1) Pillars of Leadership is designed to mold the learners' motivation and curiosity into leadership skills that provide balance and build stamina to fulfill potential.
2) The students develop self-leadership together with communicating and influencing others empathically.
3) The program provides learning tools to help students cope better with the demands of school.
4) The kids experience decision making, problem solving, and critical and creative thinking activities for better higher education readiness.
5) Beginning leadership education at early age will give the children an advantage.
6) At age 8-12 creativity is at the risk of becoming stifled. Equipping with creative thinking techniques will not only preserve the early childhood creative spark but also make it a skillful habit.
7) The program’s theme projects connect the children to their strengths while enriching them about the world.
8) Learning about influential professions nurtures aspirations. That will motivate achievement at school in order to succeed in higher education.
9) The messages in Pillars of Leadership’ stories and activities help children befriend themselves to better cope with daily challenges at home and at school.
10) Around age 8-12 many young learners would rather self-stifle their leadership qualities in order to become popular. Having a time and a place for applying leadership will build resilience to ensure fulfillment in life.
How? Lessons Structure
To begin the instructor tells the whole class a story introducing the theme project of the next 2-3 lessons. Guiding questions nurture class conversation. A team product-based activity follows, to help the children embrace the leadership messages in the story. Teams are of 4-5 students. Participant switch the role of the team leader, so each member practices leading the team.
In times each team splits into pairs. Each pair member gets the chance to direct the discussion. The pair decides which elements to contribute to the team product. Then the two pairs share their findings and the team decides upon the final product. At the end of the lesson teams present their products to the whole class.
The next lesson elaborates more on the theme to incorporate the leadership skills better.
The last lesson of the project is for closure. Students converse how to implement what they have learned in the present and in the future. If possible, a guest that is connected to the theme comes to class to share how he/she uses the leadership skills in his/her profession. It is very possible that the guest learns more from the kids’ ideas.
With all these challenging activities, lessons are designed to be full of humor and fun.
What? Example theme projects
Level 1 - Learning the language of leadership. Learning self to teach others
· Red lights green lights – crossing the crossroad safe and confident with a vision board at hand
· Cooperation: The win-win solution - joining efforts to bring the best results
· Dream zoo – practicing brainstorming and team project building
· The young chef – food for thought, food for growth.

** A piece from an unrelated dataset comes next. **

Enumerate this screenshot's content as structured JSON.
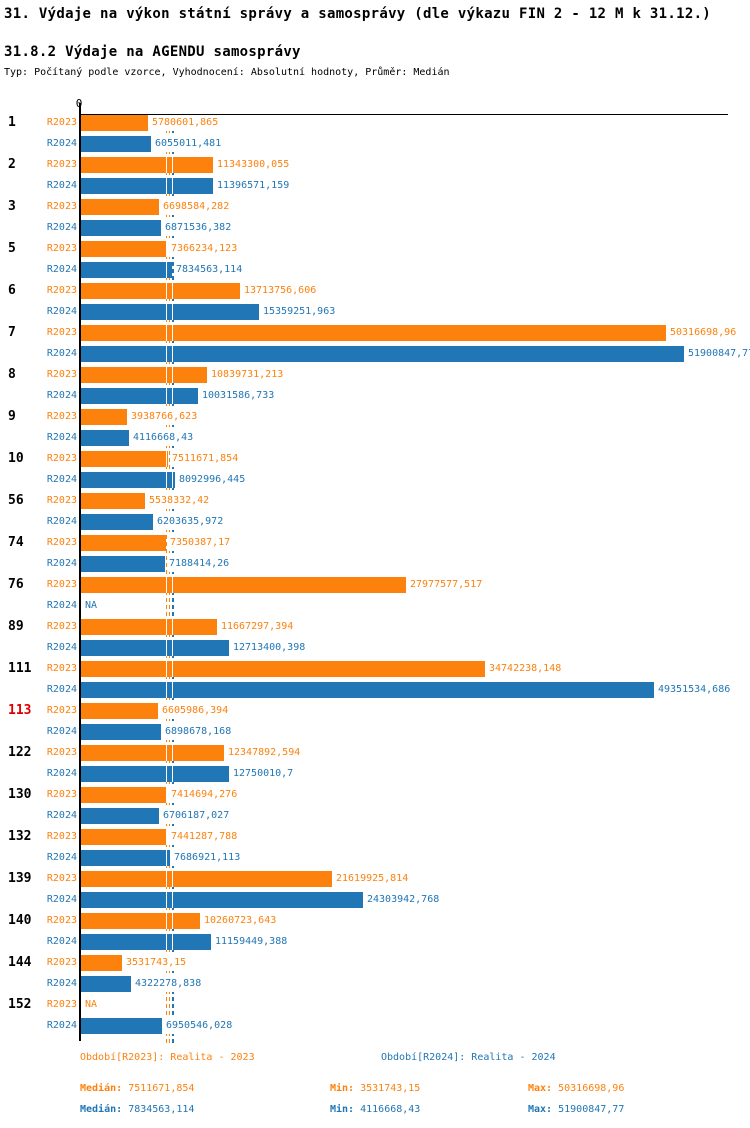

Level 2 – Incorporating leadership values and deepening competencies
· Be happy–Eat healthy – embracing healthy habits and leadership behavior
· Is it Really true? Fact or opinion – exploring the subtle line between opinion and fact developing critical thinking and discovering our fascinating world
· The vacation I will never forget – openness to change interconnecting with other pillars of leadership is the way to save the day.
Level 3 - Becoming inspiring change agents and trusted citizens of the world
· Planning a budget – from family expenses to financial literacy
· The big trip – making a family dream trip come true containing diverse expectations and getting help crossing bridges
· The mysterious wish – time-travel story takes the students on an adventure by which they become aware of future environmental and social problems. The students build upon the wisdom of their grandparents’ generation to creatively suggest solutions for issues that might threat the generation of their own future grand-kids.
Who? Program Team
Dr. Friedler is a lifelong teacher trainer. Michelle has been a CPSI leader for the past 4 years.
The Creative Problem-Solving Institute is The Creative Education Foundation’s annual conference in The University at Buffalo, NY. Michelle’s CPSI workshops inspire educators toward fostering creative thinking. Her paintings are used as creativity inspiring tools, to ignite caring mentors.
The training is based on Michelle’s teaching at The Dr. Erica Landau Institute for the Advancement of Youth to Excellence and Creativity in Tel Aviv, and on conversations with Dr, Moshe Rishpon, who established The Science Oriented Youth Department in The Weizmann Institute. Alumni of both institutes for the past 40-50 years have become leaders of their fields of expertise in Israel and worldwide.
Michelle Korenfeld’s experience is also based on raising her daughters, who were students at The Dr. Erica Landau Institute. At age 15 and 20 their bright personalities inspire her with creative leadership daily.